The walls of the seminar rooms in the basement where the 3D printers and workplace desks are located are decorated with product ideas in various development stages. But furniture - so far, furniture has rather been ignored, and many other designers are already playing around in the field. And the first idea after the first reach for the CFRTP samples from Covestro was for something completely different anyway: drums.
Paper thin and yet extremely stable
Since Frackenpohl has been dealing with the brand-new sheets for quite a while he quickly realized: they are far too good for just a drum set. After all, not only does the material have a surprising sound: the nearly paper-thin CFRTP sheets are most notably extremely light and nevertheless incredibly solid. “I was attracted by the idea of turning it into something where at first sight you say: that just can’t be!”
A table, for instance, that you wouldn’t trust to support everything you could put on it. That in principle you could balance on one hand - but which still surprises with a metallic sound if you put a glass on it. Or a chair that seems so delicate that at first you can’t believe what it can withstand. “As an example, it’s hardly possible to make cell phones any thinner. And they don’t need to be since they are already handy enough. But there is still plenty of design freedom for furniture.”
Furniture in carbon appearance
Frackenpohl is especially fascinated by the “formal-aesthetic appearance” of the new continuous carbon-fiber material: “There are already many simulated surfaces on the market.” On top of that, Covestro CFRTP is opening up new business doors. You can already get “carbon-look” furniture, explains Frackenpohl, but that is usually just individual projects: the fact is that classic carbon-fiber processing is very expensive.
But furniture made of CFRTP should be significantly less expensive to manufacture since a combination of the classic processing methods with injection molding and thermoforming can be drawn on; methods which are long established in the industry and which can be run with great economic efficiency. In particular, the cycle times for CFRTP are considerably shorter than when producing “classic” carbon-fiber components, which in part is still run manually and which require a lot of rework. “It might even be possible to convert on-going projects to CFRTP” says Frackenpohl: that is nearly already a “democratization” of the carbon fiber.
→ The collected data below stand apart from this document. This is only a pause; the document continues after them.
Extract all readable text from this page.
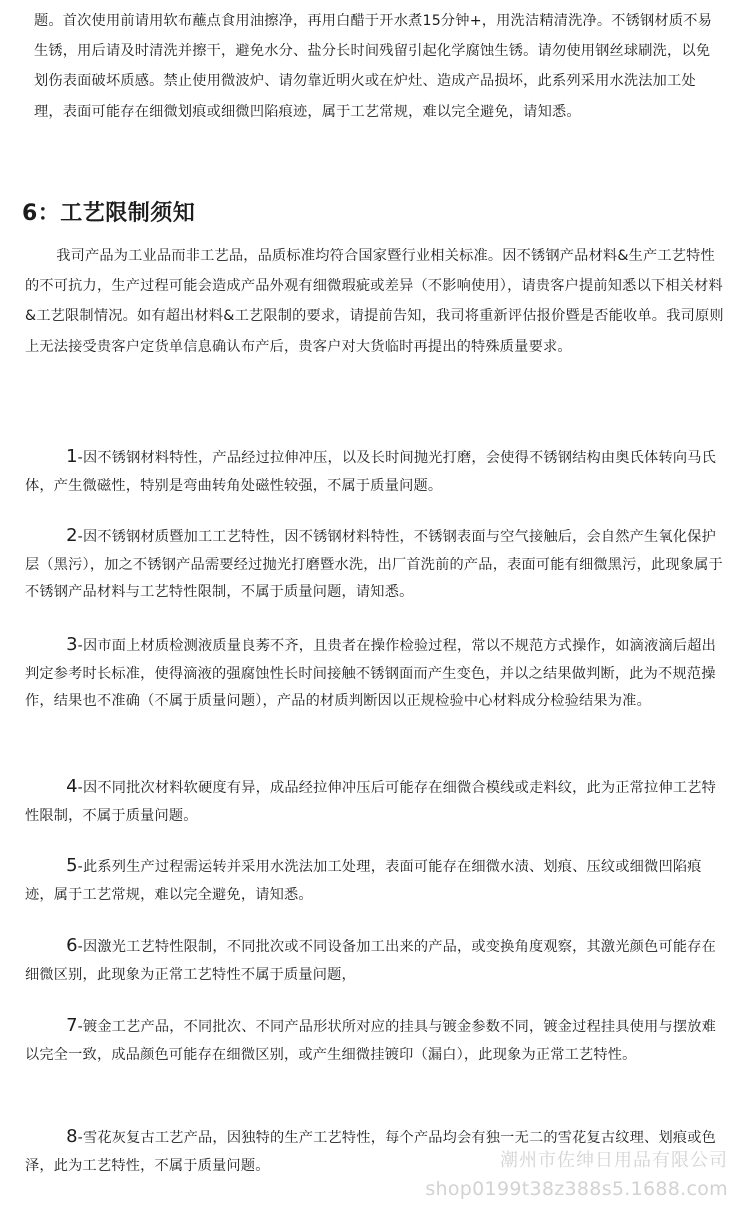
题。首次使用前请用软布蘸点食用油擦净，再用白醋于开水煮15分钟+，用洗洁精清洗净。不锈钢材质不易生锈，用后请及时清洗并擦干，避免水分、盐分长时间残留引起化学腐蚀生锈。请勿使用钢丝球刷洗，以免划伤表面破坏质感。禁止使用微波炉、请勿靠近明火或在炉灶、造成产品损坏，此系列采用水洗法加工处理，表面可能存在细微划痕或细微凹陷痕迹，属于工艺常规，难以完全避免，请知悉。

6：工艺限制须知

我司产品为工业品而非工艺品，品质标准均符合国家暨行业相关标准。因不锈钢产品材料&生产工艺特性的不可抗力，生产过程可能会造成产品外观有细微瑕疵或差异（不影响使用），请贵客户提前知悉以下相关材料&工艺限制情况。如有超出材料&工艺限制的要求，请提前告知，我司将重新评估报价暨是否能收单。我司原则上无法接受贵客户定货单信息确认布产后，贵客户对大货临时再提出的特殊质量要求。

1-因不锈钢材料特性，产品经过拉伸冲压，以及长时间抛光打磨，会使得不锈钢结构由奥氏体转向马氏体，产生微磁性，特别是弯曲转角处磁性较强，不属于质量问题。

2-因不锈钢材质暨加工工艺特性，因不锈钢材料特性，不锈钢表面与空气接触后，会自然产生氧化保护层（黑污），加之不锈钢产品需要经过抛光打磨暨水洗，出厂首洗前的产品，表面可能有细微黑污，此现象属于不锈钢产品材料与工艺特性限制，不属于质量问题，请知悉。

3-因市面上材质检测液质量良莠不齐，且贵者在操作检验过程，常以不规范方式操作，如滴液滴后超出判定参考时长标准，使得滴液的强腐蚀性长时间接触不锈钢面而产生变色，并以之结果做判断，此为不规范操作，结果也不准确（不属于质量问题），产品的材质判断因以正规检验中心材料成分检验结果为准。

4-因不同批次材料软硬度有异，成品经拉伸冲压后可能存在细微合模线或走料纹，此为正常拉伸工艺特性限制，不属于质量问题。

5-此系列生产过程需运转并采用水洗法加工处理，表面可能存在细微水渍、划痕、压纹或细微凹陷痕迹，属于工艺常规，难以完全避免，请知悉。

6-因激光工艺特性限制，不同批次或不同设备加工出来的产品，或变换角度观察，其激光颜色可能存在细微区别，此现象为正常工艺特性不属于质量问题，

7-镀金工艺产品，不同批次、不同产品形状所对应的挂具与镀金参数不同，镀金过程挂具使用与摆放难以完全一致，成品颜色可能存在细微区别，或产生细微挂镀印（漏白），此现象为正常工艺特性。

8-雪花灰复古工艺产品，因独特的生产工艺特性，每个产品均会有独一无二的雪花复古纹理、划痕或色泽，此为工艺特性，不属于质量问题。	潮州市佐绅日用品有限公司

shop0199t38z388s5.1688.com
“The material will take off!”
But at the moment this is only tables and chairs. For the latter, Noto even already has concrete models on the starting line – Frackenpohl places some of them on the conference room table, hand-sized, with legs made of furniture-making wire and, in the basement in a corner next to the 3D printer and table saw, you can already marvel at some appropriately formed CFRTP sheets: thin like the wall of a milk carton, but already clearly recognizable as a seat.
Frackenpohl stands up and puts the Covestro sample box back in the storage room. There will probably be a lot of discussions in front of the beamer screen at the conference table on the final shape of the chair in the near future - and the table has not come much further along than the many ideas on the movable walls in the cellar seminar rooms that, covered with stickers in various colors, are waiting for their realization - at least tentatively. “In industrial design, at the end only one out of a hundred ideas is actually achieved; the rest stay in the draft stage. But Covestro CFRTP is already letting the design world resonate. As soon as the first parts go into production, things will take off” says the materials expert from Hürth with certainty.